Over the New Year’s weekend, the Times reminded us that the Ginsu knife — the paradigmatic “direct response” objet — is still selling, thanks in no small part to the legacy of the original, inspired marketing campaign. The advent of direct marketing for legal scholars (SSRN and BePress emails, and the Legal Theory Blog perhaps most of all) suggests to me that an equally inspired rethinking of scholarly marketing is needed. How can scholars create demand for their scholarly objets? More below the fold.
Quality content may be king, but in the markets for papers and attention my download-and-read decision increasingly relies on the abstract. What makes a good abstract?
There is no shortage of online advice regarding how to write an abstract for a scholarly paper. Phil Koopman (CS, CMU) leaves an old but still useful page online, with instructions for writing an “efficient” abstract. Kenneth Small (Economics, UC Irvine) does the same, with a slightly lighter touch but still aiming for the “simplest, most informative” result. A quick search for thoughts in law turned up only Belle’s laconic narrative which (deliberately, I think) avoids answering the question, and Orin Kerr’s characteristically pithy response: “In my experience, a very good technique to use to help write an intro or an abstract is to tell someone what your paper is about, and then to quickly write down what you just told them.”

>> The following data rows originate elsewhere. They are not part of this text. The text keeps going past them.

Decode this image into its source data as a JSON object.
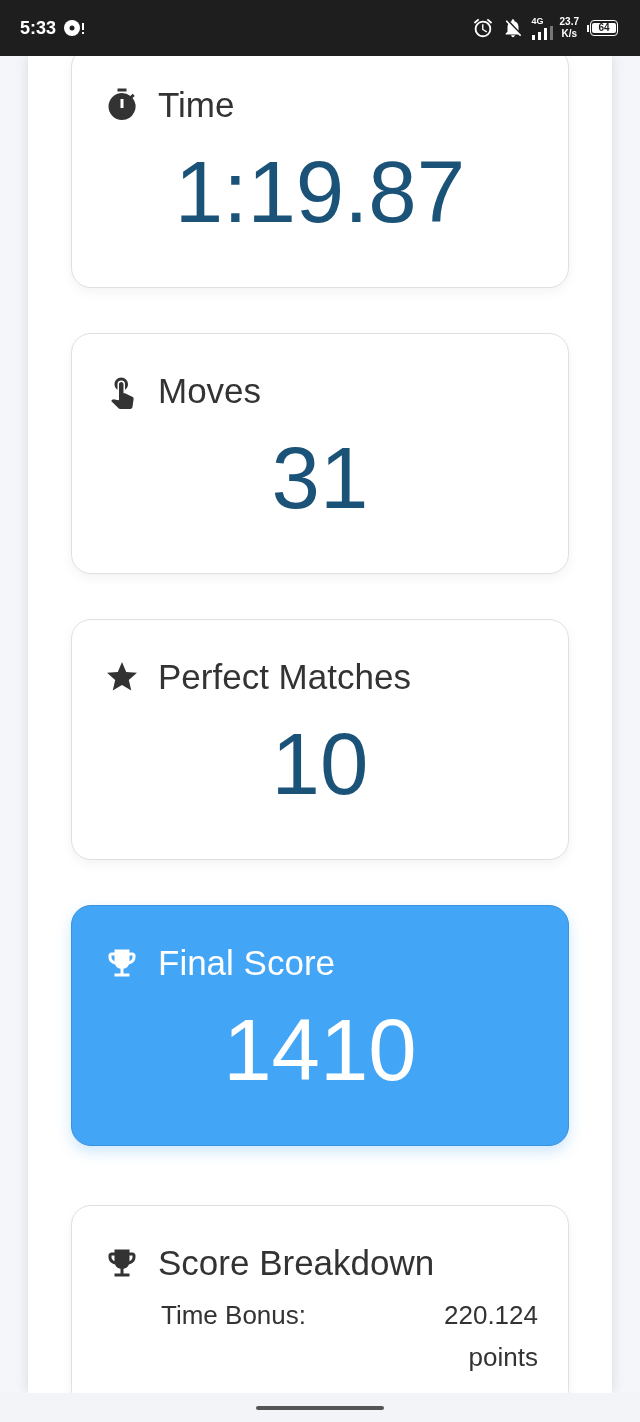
{
  "status_bar": {
    "time": "5:33",
    "network": "4G",
    "speed_value": "23.7",
    "speed_unit": "K/s",
    "battery": "64"
  },
  "stat_cards": [
    {
      "kind": "time",
      "title": "Time",
      "value": "1:19.87",
      "highlighted": false
    },
    {
      "kind": "moves",
      "title": "Moves",
      "value": "31",
      "highlighted": false
    },
    {
      "kind": "matches",
      "title": "Perfect Matches",
      "value": "10",
      "highlighted": false
    },
    {
      "kind": "score",
      "title": "Final Score",
      "value": "1410",
      "highlighted": true
    }
  ],
  "score_breakdown": {
    "title": "Score Breakdown",
    "rows": [
      {
        "label": "Time Bonus:",
        "value": "220.124 points"
      }
    ]
  }
}
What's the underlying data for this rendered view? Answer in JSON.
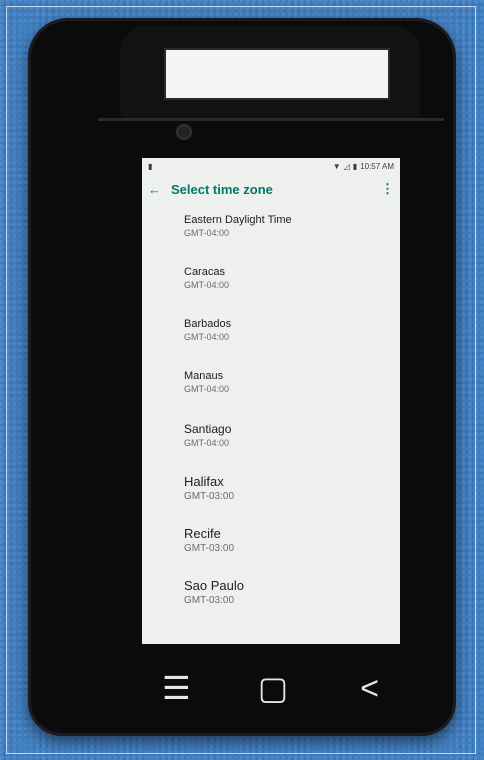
{
  "status": {
    "time": "10:57 AM",
    "left_icon": "sim-icon"
  },
  "appbar": {
    "title": "Select time zone"
  },
  "timezones": [
    {
      "name": "Eastern Daylight Time",
      "offset": "GMT-04:00"
    },
    {
      "name": "Caracas",
      "offset": "GMT-04:00"
    },
    {
      "name": "Barbados",
      "offset": "GMT-04:00"
    },
    {
      "name": "Manaus",
      "offset": "GMT-04:00"
    },
    {
      "name": "Santiago",
      "offset": "GMT-04:00"
    },
    {
      "name": "Halifax",
      "offset": "GMT-03:00"
    },
    {
      "name": "Recife",
      "offset": "GMT-03:00"
    },
    {
      "name": "Sao Paulo",
      "offset": "GMT-03:00"
    }
  ],
  "colors": {
    "accent": "#00796b",
    "background": "#3f7fc4"
  }
}
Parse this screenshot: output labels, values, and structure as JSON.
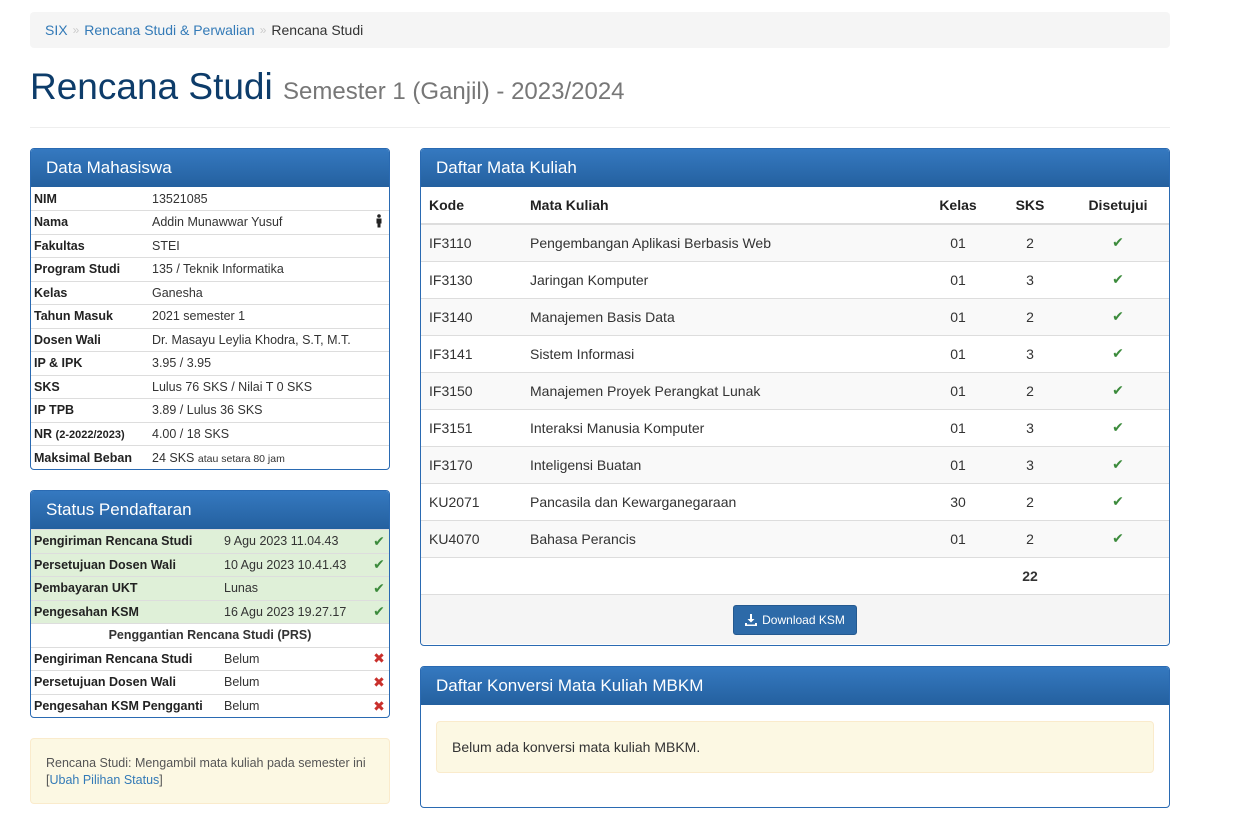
{
  "breadcrumb": {
    "items": [
      "SIX",
      "Rencana Studi & Perwalian"
    ],
    "sep": "»",
    "active": "Rencana Studi"
  },
  "header": {
    "title": "Rencana Studi",
    "subtitle": "Semester 1 (Ganjil) - 2023/2024"
  },
  "student_panel": {
    "title": "Data Mahasiswa",
    "rows": [
      {
        "label": "NIM",
        "value": "13521085"
      },
      {
        "label": "Nama",
        "value": "Addin Munawwar Yusuf",
        "icon": "person-icon"
      },
      {
        "label": "Fakultas",
        "value": "STEI"
      },
      {
        "label": "Program Studi",
        "value": "135 / Teknik Informatika"
      },
      {
        "label": "Kelas",
        "value": "Ganesha"
      },
      {
        "label": "Tahun Masuk",
        "value": "2021 semester 1"
      },
      {
        "label": "Dosen Wali",
        "value": "Dr. Masayu Leylia Khodra, S.T, M.T."
      },
      {
        "label": "IP & IPK",
        "value": "3.95 / 3.95"
      },
      {
        "label": "SKS",
        "value": "Lulus 76 SKS / Nilai T 0 SKS"
      },
      {
        "label": "IP TPB",
        "value": "3.89 / Lulus 36 SKS"
      },
      {
        "label": "NR",
        "label_small": "(2-2022/2023)",
        "value": "4.00 / 18 SKS"
      },
      {
        "label": "Maksimal Beban",
        "value": "24 SKS",
        "value_small": "atau setara 80 jam"
      }
    ]
  },
  "status_panel": {
    "title": "Status Pendaftaran",
    "rows": [
      {
        "label": "Pengiriman Rencana Studi",
        "value": "9 Agu 2023 11.04.43",
        "status": "ok"
      },
      {
        "label": "Persetujuan Dosen Wali",
        "value": "10 Agu 2023 10.41.43",
        "status": "ok"
      },
      {
        "label": "Pembayaran UKT",
        "value": "Lunas",
        "status": "ok"
      },
      {
        "label": "Pengesahan KSM",
        "value": "16 Agu 2023 19.27.17",
        "status": "ok"
      }
    ],
    "prs_title": "Penggantian Rencana Studi (PRS)",
    "prs_rows": [
      {
        "label": "Pengiriman Rencana Studi",
        "value": "Belum",
        "status": "no"
      },
      {
        "label": "Persetujuan Dosen Wali",
        "value": "Belum",
        "status": "no"
      },
      {
        "label": "Pengesahan KSM Pengganti",
        "value": "Belum",
        "status": "no"
      }
    ]
  },
  "note": {
    "text": "Rencana Studi: Mengambil mata kuliah pada semester ini",
    "link_open": "[",
    "link": "Ubah Pilihan Status",
    "link_close": "]"
  },
  "courses_panel": {
    "title": "Daftar Mata Kuliah",
    "columns": [
      "Kode",
      "Mata Kuliah",
      "Kelas",
      "SKS",
      "Disetujui"
    ],
    "rows": [
      {
        "kode": "IF3110",
        "nama": "Pengembangan Aplikasi Berbasis Web",
        "kelas": "01",
        "sks": "2"
      },
      {
        "kode": "IF3130",
        "nama": "Jaringan Komputer",
        "kelas": "01",
        "sks": "3"
      },
      {
        "kode": "IF3140",
        "nama": "Manajemen Basis Data",
        "kelas": "01",
        "sks": "2"
      },
      {
        "kode": "IF3141",
        "nama": "Sistem Informasi",
        "kelas": "01",
        "sks": "3"
      },
      {
        "kode": "IF3150",
        "nama": "Manajemen Proyek Perangkat Lunak",
        "kelas": "01",
        "sks": "2"
      },
      {
        "kode": "IF3151",
        "nama": "Interaksi Manusia Komputer",
        "kelas": "01",
        "sks": "3"
      },
      {
        "kode": "IF3170",
        "nama": "Inteligensi Buatan",
        "kelas": "01",
        "sks": "3"
      },
      {
        "kode": "KU2071",
        "nama": "Pancasila dan Kewarganegaraan",
        "kelas": "30",
        "sks": "2"
      },
      {
        "kode": "KU4070",
        "nama": "Bahasa Perancis",
        "kelas": "01",
        "sks": "2"
      }
    ],
    "total_sks": "22",
    "download_label": "Download KSM"
  },
  "mbkm_panel": {
    "title": "Daftar Konversi Mata Kuliah MBKM",
    "message": "Belum ada konversi mata kuliah MBKM."
  },
  "colors": {
    "primary": "#2d6aa8",
    "heading_text": "#0d3c6a",
    "success_bg": "#dff0d8",
    "check": "#3c8b3c",
    "cross": "#c9302c",
    "warning_bg": "#fcf8e3"
  }
}
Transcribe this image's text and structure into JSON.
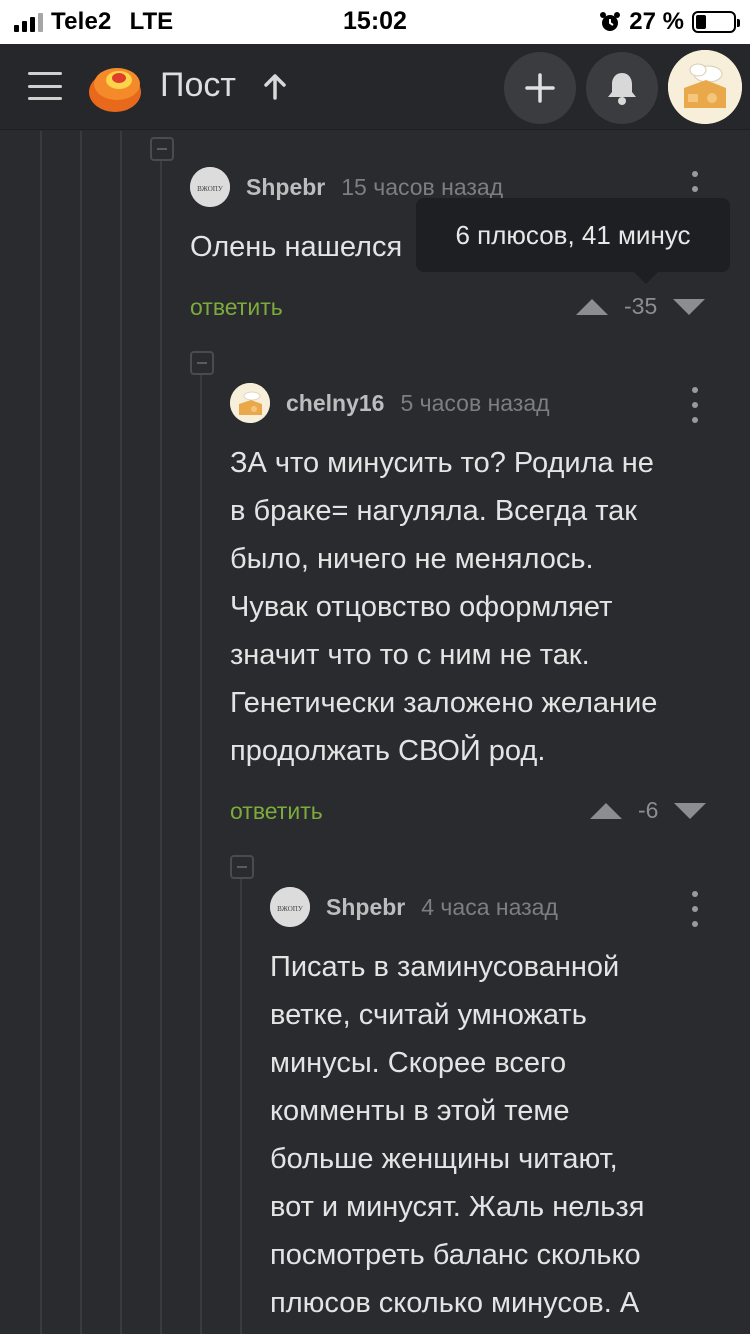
{
  "status_bar": {
    "carrier": "Tele2",
    "network": "LTE",
    "time": "15:02",
    "battery": "27 %",
    "battery_level": 0.27
  },
  "header": {
    "title": "Пост",
    "icons": [
      "menu-icon",
      "pikabu-logo",
      "arrow-up-icon",
      "plus-icon",
      "bell-icon",
      "avatar"
    ]
  },
  "tooltip": {
    "text": "6 плюсов, 41 минус"
  },
  "comments": [
    {
      "author": "Shpebr",
      "time": "15 часов назад",
      "avatar_text": "ВЖОПУ",
      "body": "Олень нашелся",
      "reply_label": "ответить",
      "rating": "-35"
    },
    {
      "author": "chelny16",
      "time": "5 часов назад",
      "body_lines": [
        "ЗА что минусить то? Родила не",
        "в браке= нагуляла. Всегда так",
        "было, ничего не менялось.",
        "Чувак отцовство оформляет",
        "значит что то с ним не так.",
        "Генетически заложено желание",
        "продолжать СВОЙ род."
      ],
      "reply_label": "ответить",
      "rating": "-6"
    },
    {
      "author": "Shpebr",
      "time": "4 часа назад",
      "avatar_text": "ВЖОПУ",
      "body_lines": [
        "Писать в заминусованной",
        "ветке, считай умножать",
        "минусы. Скорее всего",
        "комменты в этой теме",
        "больше женщины читают,",
        "вот и минусят. Жаль нельзя",
        "посмотреть баланс сколько",
        "плюсов сколько минусов. А"
      ]
    }
  ]
}
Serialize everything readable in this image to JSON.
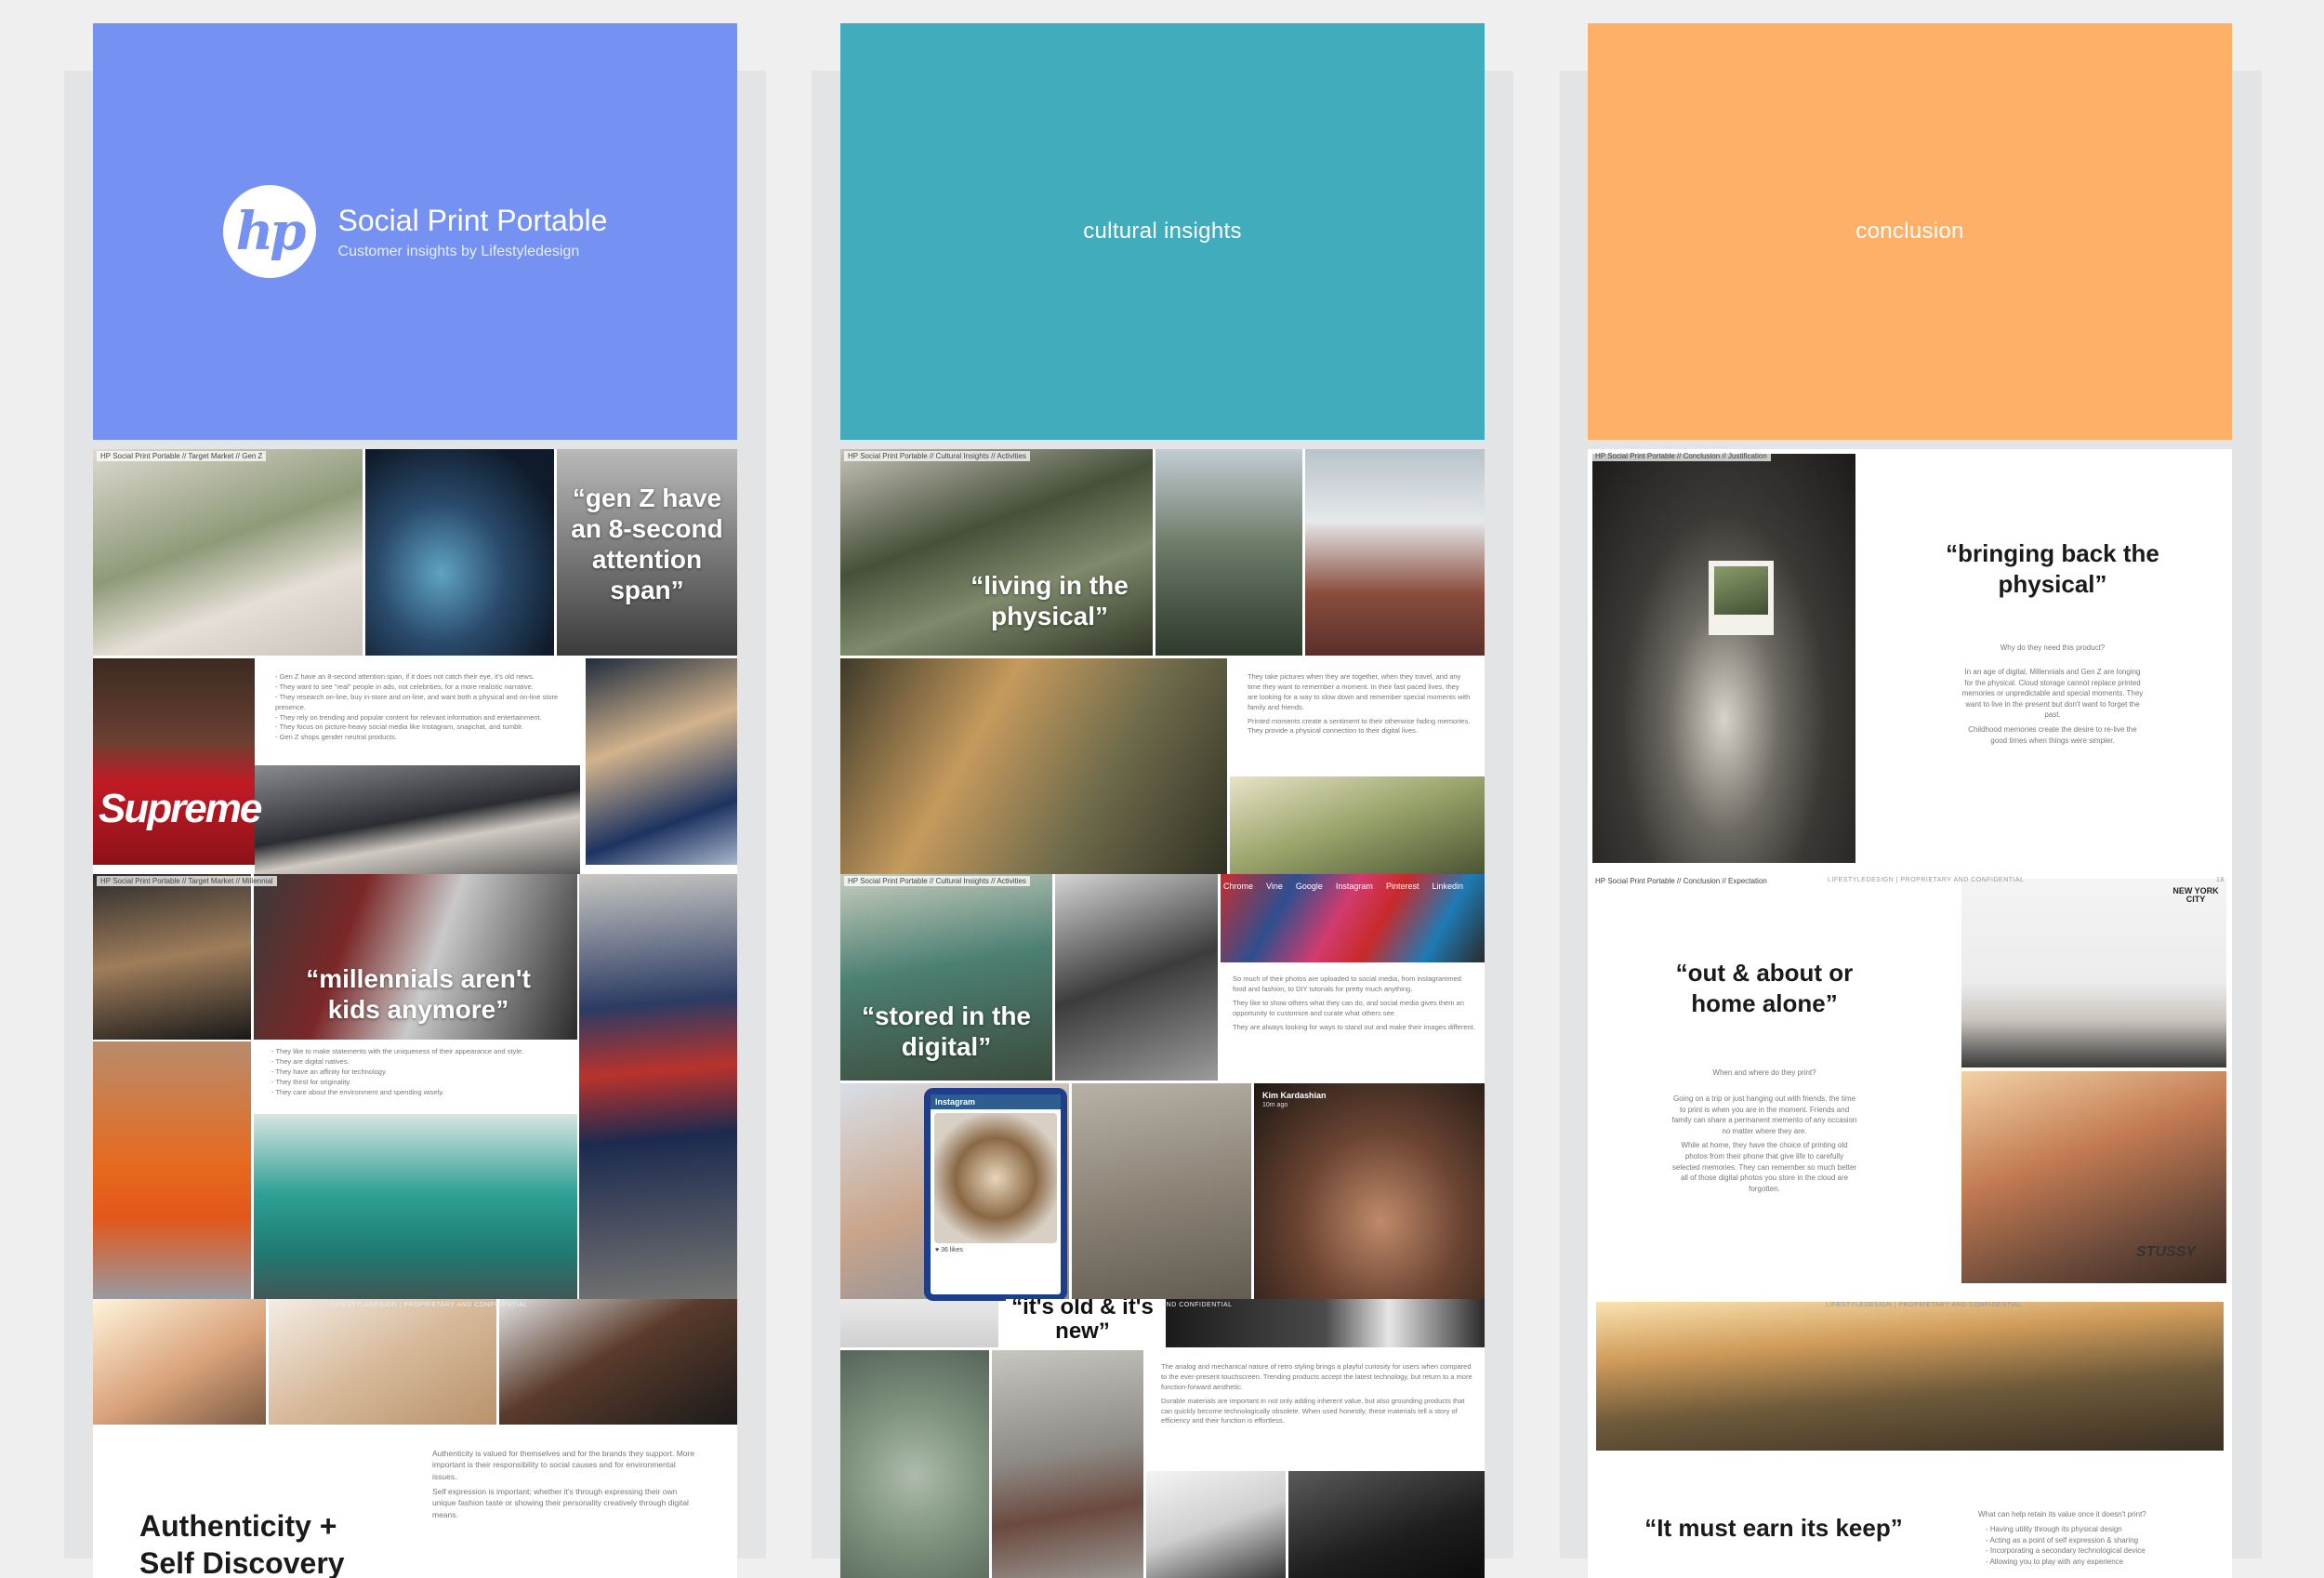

I’m not a buyer of the legal equivalent of the breathless “Wait! There’s much, much more,” but I think that Orin’s suggestion is a little casual, and the Koopman/Small classic viewpoint is a little mechanical. What I do look for is something more than a paragraph that is simple, informative, and efficient, and more still than the description of the paper that I would give a colleague. I look for an abstract that is, in its own small way, elegant.
Alas, this is a matter of taste. (And it risks overlooking an important potential audience — law review editors.) Still, I prefer prefer a little craft to a package of information. I like the use of the first person. I prefer active verbs to passive ones. I prefer not to take away the point of the paper from the first sentence, and I prefer not to use the abstract as I sometimes use the New York Times Book Review, as a substitute for reading the work itself. I want the author to want me to read the whole piece. The abstract should tell me why the author was interested enough in the problem to devote hours and hours to writing about it. It should tell me something about genre (descriptive? normative? theoretical? empirical?) and discipline (if any – or if not?). And I like an abstract that leads me up to the edge of the resolution, without giving away the whole thing.
There are good reasons to think that little or none of this applies outside of law, and whether or not it even works in law, I can’t say; I’ve never put as much effort into abstract as I now think I should. And perhaps I’m an outlier. Comments?